It Takes a Murder, by Anuradha Kumar


When Jax was three, he got the hots for a sweet little girl, Deviyani (also three), and through that love connection I made a terrific new friend, Anu Kumar. Anu is a terrific lady. She’s gentle, loving and sweet, as well as a woman of incredible intelligence and curiosity. As we started getting to know each other, it turned out my humble friend is also very successful Indian writer, with a strong following on the Indian subcontinent and beyond.

Since we met, Anu had her head down creating an adult murder-mystery - “It Takes a Murder” - which was published late last year. I had the privilege of attending her book launch in Singapore recently, where I was able to finally get my hands on the new book. I am not a murder-mystery kind of gal, it’s just never been my genre, but I absolutely LOVED this book – and not just because it was written by my friend.

Anu is one of those rare talents who writes with the most delicate words, and she has an amazing gift for describing a scene in a way that takes you right into the moment.

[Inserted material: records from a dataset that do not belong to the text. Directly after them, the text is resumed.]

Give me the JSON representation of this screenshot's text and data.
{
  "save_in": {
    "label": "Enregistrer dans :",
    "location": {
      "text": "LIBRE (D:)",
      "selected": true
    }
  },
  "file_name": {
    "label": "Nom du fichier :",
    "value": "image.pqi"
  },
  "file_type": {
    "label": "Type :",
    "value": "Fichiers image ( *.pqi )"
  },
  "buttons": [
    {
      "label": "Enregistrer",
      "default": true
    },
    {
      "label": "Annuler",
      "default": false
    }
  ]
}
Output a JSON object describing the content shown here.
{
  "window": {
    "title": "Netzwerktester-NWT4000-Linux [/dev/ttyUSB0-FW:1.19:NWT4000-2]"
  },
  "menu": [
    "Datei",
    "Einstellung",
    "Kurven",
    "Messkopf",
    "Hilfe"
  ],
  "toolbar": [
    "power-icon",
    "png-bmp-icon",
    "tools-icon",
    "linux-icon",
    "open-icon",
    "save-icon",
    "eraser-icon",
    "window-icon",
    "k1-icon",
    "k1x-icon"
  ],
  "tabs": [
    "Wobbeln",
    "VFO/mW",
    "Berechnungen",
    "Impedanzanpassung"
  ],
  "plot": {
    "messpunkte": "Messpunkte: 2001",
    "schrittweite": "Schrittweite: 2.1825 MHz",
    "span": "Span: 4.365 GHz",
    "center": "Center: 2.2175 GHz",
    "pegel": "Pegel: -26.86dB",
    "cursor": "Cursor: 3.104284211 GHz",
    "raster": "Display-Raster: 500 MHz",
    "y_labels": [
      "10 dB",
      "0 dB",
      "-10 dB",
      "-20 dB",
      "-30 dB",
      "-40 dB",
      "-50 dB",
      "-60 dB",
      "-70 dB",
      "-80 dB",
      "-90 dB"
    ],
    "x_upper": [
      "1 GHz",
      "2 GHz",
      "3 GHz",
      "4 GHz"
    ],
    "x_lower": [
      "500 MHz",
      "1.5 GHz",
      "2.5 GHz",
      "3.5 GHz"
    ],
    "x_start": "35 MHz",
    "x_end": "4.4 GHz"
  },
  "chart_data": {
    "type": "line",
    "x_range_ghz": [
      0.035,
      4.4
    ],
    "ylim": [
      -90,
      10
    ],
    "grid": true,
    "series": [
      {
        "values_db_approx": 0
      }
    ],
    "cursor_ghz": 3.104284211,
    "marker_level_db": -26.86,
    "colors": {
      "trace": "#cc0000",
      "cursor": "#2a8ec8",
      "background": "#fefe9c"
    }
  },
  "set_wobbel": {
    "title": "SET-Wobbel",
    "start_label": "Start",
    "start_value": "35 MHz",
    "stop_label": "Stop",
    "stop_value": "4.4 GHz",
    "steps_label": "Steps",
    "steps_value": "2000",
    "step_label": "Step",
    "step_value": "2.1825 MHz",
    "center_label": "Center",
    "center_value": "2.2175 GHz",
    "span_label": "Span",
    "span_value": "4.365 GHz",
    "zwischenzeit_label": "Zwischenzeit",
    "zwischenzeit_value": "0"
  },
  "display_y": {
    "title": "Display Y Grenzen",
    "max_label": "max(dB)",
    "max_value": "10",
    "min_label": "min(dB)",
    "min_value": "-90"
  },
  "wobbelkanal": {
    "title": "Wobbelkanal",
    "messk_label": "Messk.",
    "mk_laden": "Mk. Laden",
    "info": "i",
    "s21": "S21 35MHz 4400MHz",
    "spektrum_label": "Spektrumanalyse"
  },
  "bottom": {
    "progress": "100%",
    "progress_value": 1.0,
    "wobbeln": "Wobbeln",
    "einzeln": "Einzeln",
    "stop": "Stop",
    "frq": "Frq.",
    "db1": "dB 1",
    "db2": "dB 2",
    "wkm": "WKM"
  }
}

India remains my favorite country, and for me, Anu was able to capture and explain so much of what I saw when I was there, even down to the point I could smell what she was describing – not always a positive when it comes to India J.
Brooks Town came alive for me through Anu’s words, as did the rich array of curious characters the story is wrapped around, especially the main character Charlotte – who I still don’t quite understand but that’s OK. I read an interview that Anu was inspired to write this story after observing many solitary women, and it always left her wondering what their story is. I often wonder what a complete stranger’s story might be, so I loved what she created out of her inspiration behind this book.

The cast of characters is complex and deep. Charlotte, the main character is a fascinating woman, who you get to know throughout the book, but her story is never done – which is intriguing. I was curious about her strained relationship with her daughter, Maddy, and wondered about the heritage of that inability to truly connect with her. I am looking forward to understanding that in the next book – because I presume (and hope) there will be one. Then there was the absent husband – maybe dead, maybe not – who I think was British but I was never 100 percent sure, and the other star of the book – Gautam Dogra.

Dogra could be from any country - a middle-aged man, protective of his daughter’s virtue, who became embittered by the experiences and failures of his life. He’s hateful and hurtful towards everyone, including himself, and Charlotte’s attraction to him says as much about her and it does about him – but you don’t really get that at the start. Another star is Dogra’s daughter Asha, wow what a character, however definitely not someone I could ever spend too much time with.

For me, this book is more than a murder-mystery, it’s more than a love story, and it’s more than the rich and intriguing characters Anu explores. It’s a journey into the last 50 years of Indian history and what it means to the people of this country. We can try to understand this time from reading history books, but Anu opens our eyes to what it actually meant to the people directly impacted by these events – including the love of a nation towards Indira Gandhi and the attitude towards Sikh’s when Gandhi was murdered by her Sikh body guards. I found the historical insight fascinating.

There is so much I loved about this book. It appealed to me on so many levels. I feel I understand India just a little bit more after reading it. It’s an amazing journey into life for a small hill station town, with deep English imperial roots, and while it appears not much is going on, there is - in fact - so much going on.

Bravo my friend. What a talent you are. I hope someone buys the rights to this, because it would make a spectacular movie.

Buy it if you can and support a great talent. You'll be delighted you did.